* More than half the world's seaborne sulphur came from
the Gulf
* China sulphur prices up by 33% since Iran war started
* Sinopec sees biggest jump in margins in four years
* Refiners still face serious challenges including
refined product export ban
By Sam Li and Lewis Jackson
BEIJING, March 27 (Reuters) - A surge in sulphur prices
turbocharged by the Iran war has turned a marginal byproduct
into an earnings booster even as shortages and price controls
triggered by the war in Iran heap more pressure on China's
struggling refineries.
Separated from oil during refining, sulphur is used in
fertilisers and industry and more than half the world's seaborne
trade in the byproduct once flowed from the Middle East.
The market was already tight and at near-record prices because
of shortages and demand from new industries such as battery
making.

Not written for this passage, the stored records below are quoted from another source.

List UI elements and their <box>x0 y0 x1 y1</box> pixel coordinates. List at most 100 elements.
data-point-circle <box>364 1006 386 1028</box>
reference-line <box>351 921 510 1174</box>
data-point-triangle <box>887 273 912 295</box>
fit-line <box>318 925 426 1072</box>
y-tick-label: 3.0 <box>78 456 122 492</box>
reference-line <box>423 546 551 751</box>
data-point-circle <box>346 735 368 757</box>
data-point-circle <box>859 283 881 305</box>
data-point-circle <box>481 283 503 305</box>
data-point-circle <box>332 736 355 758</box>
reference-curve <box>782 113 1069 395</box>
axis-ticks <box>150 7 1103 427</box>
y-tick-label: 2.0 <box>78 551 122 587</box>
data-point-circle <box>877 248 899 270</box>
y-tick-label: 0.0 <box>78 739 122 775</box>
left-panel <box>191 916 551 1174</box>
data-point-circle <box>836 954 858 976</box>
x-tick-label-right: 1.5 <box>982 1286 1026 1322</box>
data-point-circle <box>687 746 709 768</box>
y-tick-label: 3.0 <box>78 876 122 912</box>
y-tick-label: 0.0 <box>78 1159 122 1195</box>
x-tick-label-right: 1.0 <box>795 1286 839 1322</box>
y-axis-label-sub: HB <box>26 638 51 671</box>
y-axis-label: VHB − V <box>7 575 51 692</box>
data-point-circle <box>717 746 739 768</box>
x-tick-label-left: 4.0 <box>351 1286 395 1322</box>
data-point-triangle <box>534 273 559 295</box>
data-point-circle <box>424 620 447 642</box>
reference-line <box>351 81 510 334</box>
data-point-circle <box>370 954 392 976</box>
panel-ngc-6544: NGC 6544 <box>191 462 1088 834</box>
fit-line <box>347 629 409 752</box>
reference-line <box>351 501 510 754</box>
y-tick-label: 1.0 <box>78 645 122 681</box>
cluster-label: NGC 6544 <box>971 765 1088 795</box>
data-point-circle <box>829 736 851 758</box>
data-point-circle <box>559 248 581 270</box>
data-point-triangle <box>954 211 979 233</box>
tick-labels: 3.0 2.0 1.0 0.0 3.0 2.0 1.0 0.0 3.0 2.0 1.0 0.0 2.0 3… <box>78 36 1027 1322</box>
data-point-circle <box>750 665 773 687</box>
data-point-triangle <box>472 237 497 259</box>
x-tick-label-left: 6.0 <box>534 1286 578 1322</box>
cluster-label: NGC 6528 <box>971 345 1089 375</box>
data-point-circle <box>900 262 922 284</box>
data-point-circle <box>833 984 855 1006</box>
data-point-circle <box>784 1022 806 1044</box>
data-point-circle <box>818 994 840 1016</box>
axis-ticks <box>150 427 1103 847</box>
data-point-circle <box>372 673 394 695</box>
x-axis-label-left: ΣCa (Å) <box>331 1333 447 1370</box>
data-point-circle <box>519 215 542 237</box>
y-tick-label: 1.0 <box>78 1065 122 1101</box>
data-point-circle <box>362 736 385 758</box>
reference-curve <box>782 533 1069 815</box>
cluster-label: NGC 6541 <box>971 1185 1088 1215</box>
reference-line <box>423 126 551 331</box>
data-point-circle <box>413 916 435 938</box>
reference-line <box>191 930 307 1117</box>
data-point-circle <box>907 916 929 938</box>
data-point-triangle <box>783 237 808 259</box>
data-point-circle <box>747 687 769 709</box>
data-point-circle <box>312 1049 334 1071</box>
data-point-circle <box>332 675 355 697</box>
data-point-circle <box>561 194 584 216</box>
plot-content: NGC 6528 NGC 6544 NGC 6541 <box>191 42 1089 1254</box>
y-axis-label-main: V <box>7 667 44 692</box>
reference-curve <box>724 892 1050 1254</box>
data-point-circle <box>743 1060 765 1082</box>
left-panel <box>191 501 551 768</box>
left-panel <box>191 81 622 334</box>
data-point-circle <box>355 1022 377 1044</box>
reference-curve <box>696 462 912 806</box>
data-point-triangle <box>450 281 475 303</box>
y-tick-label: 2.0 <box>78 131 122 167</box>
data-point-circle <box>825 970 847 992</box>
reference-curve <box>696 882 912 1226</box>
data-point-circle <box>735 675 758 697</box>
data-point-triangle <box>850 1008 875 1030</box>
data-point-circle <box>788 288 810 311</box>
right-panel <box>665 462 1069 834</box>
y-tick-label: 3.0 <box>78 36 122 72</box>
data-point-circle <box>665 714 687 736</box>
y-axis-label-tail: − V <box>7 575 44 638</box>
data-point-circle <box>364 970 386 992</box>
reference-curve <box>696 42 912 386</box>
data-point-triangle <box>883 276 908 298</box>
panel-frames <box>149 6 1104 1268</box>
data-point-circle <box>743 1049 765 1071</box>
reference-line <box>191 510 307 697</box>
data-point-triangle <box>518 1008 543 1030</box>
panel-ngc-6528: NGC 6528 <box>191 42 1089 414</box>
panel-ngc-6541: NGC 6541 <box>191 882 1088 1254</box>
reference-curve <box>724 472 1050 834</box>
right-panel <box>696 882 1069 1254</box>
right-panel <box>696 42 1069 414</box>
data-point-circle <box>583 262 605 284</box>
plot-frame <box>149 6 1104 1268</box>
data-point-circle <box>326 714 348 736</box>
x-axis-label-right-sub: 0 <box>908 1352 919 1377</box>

Since the war, prices have risen by a third in China,
which imports roughly half its sulphur.
Two-thirds of domestic production comes from China's oil
refiners, which are benefiting from rising prices.
State-owned Sinopec, the world's largest refiner and China's
biggest sulphur producer, reported this week its largest jump in
margins in four years, up about 9% thanks to a boost from
byproducts including sulphur, although profits fell 30% due to
declining fuel sales.
The benefit is likely to be most meaningful for China's
private refiners because of their preference for sulphur-heavy
crude oils from Iran and Canada and, in the case of small
so-called "teapots," their already razor-thin margins.
Major private refiner Hengli Petrochemical said in November
it produced about 600,000 tons of sulphur annually and higher
sulphur prices would support earnings.
The firm did not put a figure on the gain, but the rise in
prices in 2025 would translate to an extra 700 million yuan, or
about 10% of net profit in 2024, according to Reuters
calculations based on consultancy SCI estimates of the refiner's
likely sulphur sales price.
Consultancy JLC reported that margins for Shandong's private
refiners, known as teapots, to process imported crude were 244
yuan per tonne in 2025, up 191 yuan per tonne on-year.
Refiners are not the only businesses benefiting from byproducts.
Copper smelters, which produce a related byproduct, sulphuric
acid, netted a roughly $1.5 billion windfall last year thanks to
a similar rally.
TOUGH OUTLOOK
Surging sulphur prices will not, however, fully offset the
serious issues facing China's refiners: the rising cost of
importing crude oil, a refined fuel export ban that bars
refiners from benefiting from the surge in international prices
and a domestic fuel price cap that forces refiners to absorb
higher costs.
There is also the risk that domestic price caps could be
extended to sulphur because of its importance to fertiliser
making and the government's desire to insulate the agriculture
sector, according to analysts at Citi.